Je fermais les yeux. Aujourd'hui, dans un petit appartement, j'ai préféré perdre ma vie plutôt que de perdre mon meilleur ami. J'ai préféré la mort, à la longue vie remplit de regrets qui m'attendait si j'avais tiré. Lorsque je rouvris les yeux, le visage de Jay occupait tout mon champ de vision. Jay avait lâché son arme et s'était rapproché de moi. Tellement de questions couraient dans sa tête, mais une seule réussie à se frayer un chemin jusqu'à ses lèvres :

"T-tu vas pas m-me quit-ter ? He-in ? Ariva-t-il à articuler entre deux sanglots.

Un sourire, perça la situation tragique, et vint se poser sur mon visage. Je détestais le voir pleurer. La première fois que je l'ai vu, il sanglotait car un groupe d'étudiants lui avait volé ses notes de cours. Je suis allé récupérer ses notes et lui ait fait promettre de ne plus jamais pleurer, car "ces larmes gâchaient son visage". Je souffrais. Non pas de la blessure que je me suis infligée au niveau du cœur, mais de voir Jay en détresse. Malgré l'hémorragie, je dis calmement :

"_ Héh. Arrête de pleurer, petit pleurnichard. T'as vraiment pas changé depuis la première fois qu'on s'est vu. Toujours aussi sensible."

Il détourne la tête pour essuyer ses larmes.

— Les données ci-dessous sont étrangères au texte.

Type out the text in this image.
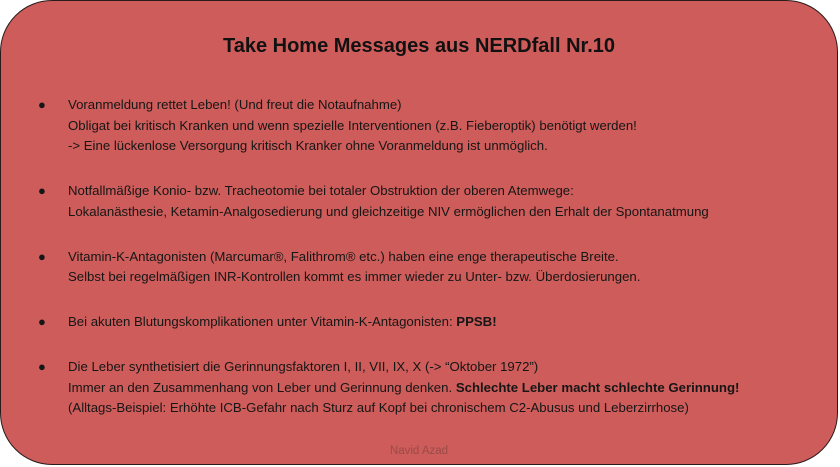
Take Home Messages aus NERDfall Nr.10
● Voranmeldung rettet Leben! (Und freut die Notaufnahme)
Obligat bei kritisch Kranken und wenn spezielle Interventionen (z.B. Fieberoptik) benötigt werden!
-> Eine lückenlose Versorgung kritisch Kranker ohne Voranmeldung ist unmöglich.
● Notfallmäßige Konio- bzw. Tracheotomie bei totaler Obstruktion der oberen Atemwege:
Lokalanästhesie, Ketamin-Analgosedierung und gleichzeitige NIV ermöglichen den Erhalt der Spontanatmung
● Vitamin-K-Antagonisten (Marcumar®, Falithrom® etc.) haben eine enge therapeutische Breite.
Selbst bei regelmäßigen INR-Kontrollen kommt es immer wieder zu Unter- bzw. Überdosierungen.
● Bei akuten Blutungskomplikationen unter Vitamin-K-Antagonisten: PPSB!
● Die Leber synthetisiert die Gerinnungsfaktoren I, II, VII, IX, X (-> “Oktober 1972”)
Immer an den Zusammenhang von Leber und Gerinnung denken. Schlechte Leber macht schlechte Gerinnung!
(Alltags-Beispiel: Erhöhte ICB-Gefahr nach Sturz auf Kopf bei chronischem C2-Abusus und Leberzirrhose)
Navid Azad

"_ J-je suis pas sensible ! R-regarde toi ! Il faut que j'appel-.

_ Non. C'est trop tard. Regarde moi."

Il tourne lentement la tête, et il recommence à pleurer.

"_ Je veux que tu me fasses une promesse. Une promesse que tu respecteras même après ma mort.

_ No-on. Tu ne vas pas m-mourir ! Il faut juste que j'appelle l-

_ Arrête de dire n'importe quoi ! Tu vois bien que c'en est fini de moi ! Juste promets moi de ne plus jamais pleurer. Tu ne dois pas gâcher ton sourire pour juste une amie.

_ M-ais, t-tu es ma meilleure amie. Tu es la première personne qui m'a tendu la main. Je ne veux pas te perdre comme ça.

_ Juste promet le moi.

_ J-je te le promet."

Apaisée, je fermais doucement les yeux, et plongeai dans un sommeil éternel.